Does that, it is worth asking, really make a difference? Think about the various ways we seek to carve out our identity. We can do so through the affirmation or love of another, such as a spouse, parent, or child. Or we can seek our identity through achieving success of some kind, at work or through some other accomplishment. Or we can seek to carve out an identity through excluding others in some way, thinking of them as bad and us, therefore, as good. In fact, all of these will lead us to falter or become discouraged. Those who say they love us will do so imperfectly and fall short of our need. The need to succeed leaves us vulnerable to our own failures or worn out by the constant pressure to perform. Excluding others to make ourselves feel good ignores the love of neighbor, and of our enemy, to which Jesus calls us in order to live a fully human life. The only identity that will sustain us and not be subject to what others think of us or what we think of ourselves is the identity that comes through faith in the one who stood in the waters of baptism with us. It’s based on the unconditional love of this one that declares we’re accepted and loved based not on what we’ve done or think of ourselves. but on what he’s done and what he thinks of us.

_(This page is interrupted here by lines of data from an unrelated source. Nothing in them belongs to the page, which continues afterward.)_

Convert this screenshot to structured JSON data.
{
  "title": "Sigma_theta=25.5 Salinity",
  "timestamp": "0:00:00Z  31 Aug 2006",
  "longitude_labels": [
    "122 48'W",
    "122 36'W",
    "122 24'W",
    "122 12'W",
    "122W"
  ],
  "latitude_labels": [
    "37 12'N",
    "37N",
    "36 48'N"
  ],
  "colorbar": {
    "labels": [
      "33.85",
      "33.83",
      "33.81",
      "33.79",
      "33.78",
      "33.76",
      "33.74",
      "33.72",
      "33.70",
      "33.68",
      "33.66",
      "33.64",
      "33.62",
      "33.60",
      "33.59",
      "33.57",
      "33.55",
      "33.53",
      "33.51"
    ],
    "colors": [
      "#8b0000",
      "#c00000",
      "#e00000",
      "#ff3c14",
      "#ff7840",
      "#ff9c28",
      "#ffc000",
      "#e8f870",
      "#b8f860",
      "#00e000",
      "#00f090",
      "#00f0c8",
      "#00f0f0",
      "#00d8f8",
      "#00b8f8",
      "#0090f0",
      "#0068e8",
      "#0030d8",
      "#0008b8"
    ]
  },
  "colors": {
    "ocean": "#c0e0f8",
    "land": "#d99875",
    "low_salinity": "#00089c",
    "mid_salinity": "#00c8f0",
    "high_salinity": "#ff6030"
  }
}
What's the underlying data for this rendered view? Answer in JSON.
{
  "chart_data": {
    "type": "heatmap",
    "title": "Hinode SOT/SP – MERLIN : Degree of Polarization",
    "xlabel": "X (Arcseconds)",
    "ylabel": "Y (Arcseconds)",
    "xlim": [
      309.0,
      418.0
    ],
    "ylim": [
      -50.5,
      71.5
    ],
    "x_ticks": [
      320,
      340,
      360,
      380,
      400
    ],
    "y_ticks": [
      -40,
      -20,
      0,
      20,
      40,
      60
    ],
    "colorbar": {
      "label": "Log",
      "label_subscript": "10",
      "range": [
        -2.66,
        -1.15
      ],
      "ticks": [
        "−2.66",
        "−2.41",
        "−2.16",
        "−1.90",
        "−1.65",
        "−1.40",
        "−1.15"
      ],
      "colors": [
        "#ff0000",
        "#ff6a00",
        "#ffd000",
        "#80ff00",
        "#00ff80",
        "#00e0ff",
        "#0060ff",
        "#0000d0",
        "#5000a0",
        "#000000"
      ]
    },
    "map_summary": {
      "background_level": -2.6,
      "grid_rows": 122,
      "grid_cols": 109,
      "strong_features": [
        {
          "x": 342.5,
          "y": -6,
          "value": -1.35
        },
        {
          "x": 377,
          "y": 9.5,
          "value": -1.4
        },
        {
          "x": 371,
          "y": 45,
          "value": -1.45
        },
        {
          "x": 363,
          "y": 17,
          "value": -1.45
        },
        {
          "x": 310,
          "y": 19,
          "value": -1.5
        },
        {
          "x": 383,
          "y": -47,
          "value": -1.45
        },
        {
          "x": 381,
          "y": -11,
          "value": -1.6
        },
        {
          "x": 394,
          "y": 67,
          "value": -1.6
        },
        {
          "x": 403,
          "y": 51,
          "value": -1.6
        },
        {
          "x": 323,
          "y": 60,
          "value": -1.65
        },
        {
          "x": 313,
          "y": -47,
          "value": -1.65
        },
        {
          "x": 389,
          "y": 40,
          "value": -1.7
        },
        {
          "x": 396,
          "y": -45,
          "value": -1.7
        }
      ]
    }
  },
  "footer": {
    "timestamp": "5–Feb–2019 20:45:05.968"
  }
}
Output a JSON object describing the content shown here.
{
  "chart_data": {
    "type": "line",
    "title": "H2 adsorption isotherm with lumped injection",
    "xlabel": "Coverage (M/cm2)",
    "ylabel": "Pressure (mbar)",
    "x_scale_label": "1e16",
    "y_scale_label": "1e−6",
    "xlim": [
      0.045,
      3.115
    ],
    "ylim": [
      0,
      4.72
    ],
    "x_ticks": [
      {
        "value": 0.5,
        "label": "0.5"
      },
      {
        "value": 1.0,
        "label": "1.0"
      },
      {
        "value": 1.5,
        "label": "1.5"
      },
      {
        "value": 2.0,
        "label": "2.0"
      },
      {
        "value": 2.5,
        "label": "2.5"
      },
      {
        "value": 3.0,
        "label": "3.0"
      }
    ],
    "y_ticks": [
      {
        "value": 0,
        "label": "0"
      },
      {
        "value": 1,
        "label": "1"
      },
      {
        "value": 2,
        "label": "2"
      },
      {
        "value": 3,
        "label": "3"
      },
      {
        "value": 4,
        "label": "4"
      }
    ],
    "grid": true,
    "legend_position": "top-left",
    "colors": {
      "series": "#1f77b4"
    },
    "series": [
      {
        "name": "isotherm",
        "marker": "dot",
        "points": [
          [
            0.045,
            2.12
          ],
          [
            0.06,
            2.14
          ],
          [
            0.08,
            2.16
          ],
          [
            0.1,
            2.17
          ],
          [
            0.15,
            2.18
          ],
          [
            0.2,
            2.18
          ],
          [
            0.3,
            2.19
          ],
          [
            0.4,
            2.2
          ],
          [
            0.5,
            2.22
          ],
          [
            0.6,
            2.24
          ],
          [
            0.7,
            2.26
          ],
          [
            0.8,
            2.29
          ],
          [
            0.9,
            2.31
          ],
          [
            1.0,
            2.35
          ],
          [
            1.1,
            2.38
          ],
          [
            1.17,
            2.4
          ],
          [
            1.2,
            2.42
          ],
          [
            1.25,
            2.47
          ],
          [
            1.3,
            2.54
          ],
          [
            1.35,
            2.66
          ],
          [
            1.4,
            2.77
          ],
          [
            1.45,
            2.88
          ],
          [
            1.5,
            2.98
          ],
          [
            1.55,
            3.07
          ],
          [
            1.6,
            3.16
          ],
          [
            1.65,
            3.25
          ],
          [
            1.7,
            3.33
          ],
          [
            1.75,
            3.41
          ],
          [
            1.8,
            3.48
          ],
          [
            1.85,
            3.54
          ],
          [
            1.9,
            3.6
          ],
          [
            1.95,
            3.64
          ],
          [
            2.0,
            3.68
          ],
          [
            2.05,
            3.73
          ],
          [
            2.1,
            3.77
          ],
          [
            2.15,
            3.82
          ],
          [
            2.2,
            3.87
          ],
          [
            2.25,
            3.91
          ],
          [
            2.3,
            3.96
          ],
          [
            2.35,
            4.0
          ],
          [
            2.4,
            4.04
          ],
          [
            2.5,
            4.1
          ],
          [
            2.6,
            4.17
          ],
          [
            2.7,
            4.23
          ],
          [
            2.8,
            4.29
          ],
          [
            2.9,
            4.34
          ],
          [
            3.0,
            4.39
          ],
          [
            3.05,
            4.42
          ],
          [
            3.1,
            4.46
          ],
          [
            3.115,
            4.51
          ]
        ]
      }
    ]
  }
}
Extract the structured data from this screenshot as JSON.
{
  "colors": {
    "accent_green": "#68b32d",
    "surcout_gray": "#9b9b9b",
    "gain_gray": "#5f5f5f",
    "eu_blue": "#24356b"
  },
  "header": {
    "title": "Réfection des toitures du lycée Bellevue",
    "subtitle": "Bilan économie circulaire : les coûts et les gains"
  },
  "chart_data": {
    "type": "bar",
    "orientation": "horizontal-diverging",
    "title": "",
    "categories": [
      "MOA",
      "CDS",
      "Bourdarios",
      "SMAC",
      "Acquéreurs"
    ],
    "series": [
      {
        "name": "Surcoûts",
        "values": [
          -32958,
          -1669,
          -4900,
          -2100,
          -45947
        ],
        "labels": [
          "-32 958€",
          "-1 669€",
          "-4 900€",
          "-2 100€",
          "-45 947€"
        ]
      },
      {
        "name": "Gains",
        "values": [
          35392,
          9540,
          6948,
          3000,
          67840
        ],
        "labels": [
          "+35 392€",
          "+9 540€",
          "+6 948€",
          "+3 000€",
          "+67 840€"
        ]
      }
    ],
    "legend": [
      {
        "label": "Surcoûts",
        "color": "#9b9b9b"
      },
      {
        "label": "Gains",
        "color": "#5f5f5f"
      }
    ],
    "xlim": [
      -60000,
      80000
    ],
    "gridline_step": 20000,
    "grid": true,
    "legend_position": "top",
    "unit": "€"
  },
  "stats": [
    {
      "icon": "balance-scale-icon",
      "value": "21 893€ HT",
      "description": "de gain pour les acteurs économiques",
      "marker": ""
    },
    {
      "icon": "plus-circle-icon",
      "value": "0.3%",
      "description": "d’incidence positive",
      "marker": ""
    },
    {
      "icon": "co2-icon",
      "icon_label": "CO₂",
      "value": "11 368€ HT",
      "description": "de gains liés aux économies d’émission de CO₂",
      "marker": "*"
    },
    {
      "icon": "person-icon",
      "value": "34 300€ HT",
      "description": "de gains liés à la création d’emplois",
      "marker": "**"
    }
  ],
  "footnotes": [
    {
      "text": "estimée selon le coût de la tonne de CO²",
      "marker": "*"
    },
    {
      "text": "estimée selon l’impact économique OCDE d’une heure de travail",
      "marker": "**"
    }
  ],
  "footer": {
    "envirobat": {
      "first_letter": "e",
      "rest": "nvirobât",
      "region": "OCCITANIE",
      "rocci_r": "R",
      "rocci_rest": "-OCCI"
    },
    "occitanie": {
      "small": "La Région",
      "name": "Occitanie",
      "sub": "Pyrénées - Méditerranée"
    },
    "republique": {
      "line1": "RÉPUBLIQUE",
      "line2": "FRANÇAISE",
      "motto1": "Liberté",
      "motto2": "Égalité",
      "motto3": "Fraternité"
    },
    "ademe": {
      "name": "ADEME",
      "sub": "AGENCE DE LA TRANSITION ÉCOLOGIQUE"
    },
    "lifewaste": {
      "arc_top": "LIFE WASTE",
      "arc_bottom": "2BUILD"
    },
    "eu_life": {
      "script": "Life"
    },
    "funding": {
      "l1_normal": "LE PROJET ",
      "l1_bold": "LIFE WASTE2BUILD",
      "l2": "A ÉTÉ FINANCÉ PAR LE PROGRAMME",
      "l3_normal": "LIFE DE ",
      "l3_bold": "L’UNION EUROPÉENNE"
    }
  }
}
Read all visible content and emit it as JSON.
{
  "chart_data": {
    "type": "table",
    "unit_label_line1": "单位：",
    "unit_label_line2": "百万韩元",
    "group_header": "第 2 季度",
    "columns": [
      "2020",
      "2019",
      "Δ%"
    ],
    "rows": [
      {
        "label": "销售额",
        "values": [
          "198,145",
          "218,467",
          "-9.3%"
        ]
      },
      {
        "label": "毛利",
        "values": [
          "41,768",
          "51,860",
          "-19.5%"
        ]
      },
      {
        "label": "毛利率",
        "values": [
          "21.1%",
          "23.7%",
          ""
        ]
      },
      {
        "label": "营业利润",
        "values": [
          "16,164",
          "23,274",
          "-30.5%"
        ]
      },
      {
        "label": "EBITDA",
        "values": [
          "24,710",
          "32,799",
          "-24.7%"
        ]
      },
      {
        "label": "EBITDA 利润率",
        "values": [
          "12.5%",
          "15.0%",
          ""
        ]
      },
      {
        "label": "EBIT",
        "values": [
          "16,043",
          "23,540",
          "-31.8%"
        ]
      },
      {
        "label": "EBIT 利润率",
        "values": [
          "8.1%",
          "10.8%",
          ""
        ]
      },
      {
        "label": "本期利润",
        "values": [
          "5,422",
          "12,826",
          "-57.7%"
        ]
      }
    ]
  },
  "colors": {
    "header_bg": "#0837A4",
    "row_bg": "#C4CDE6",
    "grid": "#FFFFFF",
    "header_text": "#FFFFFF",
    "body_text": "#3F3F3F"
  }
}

Doesn’t that make all the difference in the world? How much more secure, how much more confident, how much more free to love and serve are you when you know you are loved without having to prove it or earn it?

               B. These two pieces of equipment – the empowering presence of the Spirit and the affirming word of the Father – would be vital to the mission of the Son. Both are anticipated in the first servant song as he’s given his job description to pursue justice and righteousness: The word of the delight of the Lord in the servant, and the anointing of the Servant by the Spirit. And both enable him to complete his mission without faltering or becoming discouraged. How about us? What keeps you from faltering or becoming discouraged when so much around us could easily lead us down that path?

              C. Know that both the power of the Spirit and the love of the Father are gifts God knows we need and wants to give us as we head out into the world, continuing his mission of seeking justice and righteousness as the body of Christ. So maybe the question to ask is: How do we tap into and live from these gifts? It seems to begin with prayer. Notice how Luke’s account of the baptism of Jesus helps us see how Jesus received these gifts. Matthew says: “As soon as Jesus was baptized, he came up out of the water. At that moment heaven was opened . . .” Luke says: “When all the people were being baptized, Jesus was baptized too. And as he was praying, heaven was opened . . .” (Lk. 3:21).

Luke’s account looks back at the event and reveals to us that when he came up out of the water Jesus spent at least some time praying, and it was while he was praying that the Spirit and the Father filled him with their power and love. Therefore, it’s not surprising that in the days leading up to Pentecost the followers of Jesus waited for the Spirit to move by spending time in prayer. Now there are all sorts of ways to pray, and there is no guaranteed formula to follow, but it certainly seems that prayer is a way, especially as we pray while meditating on the word that the Spirit inspired, that we can open ourselves to the Spirit’s power, his guidance, and the assurance of love that he brings.

So, wherever we might be inclined to falter or be discouraged, let us be people of prayer. As we do so, may the strength of the Spirit and the affirmation of the Father fill us, that we might keep on participating in the mission of the Son to the world.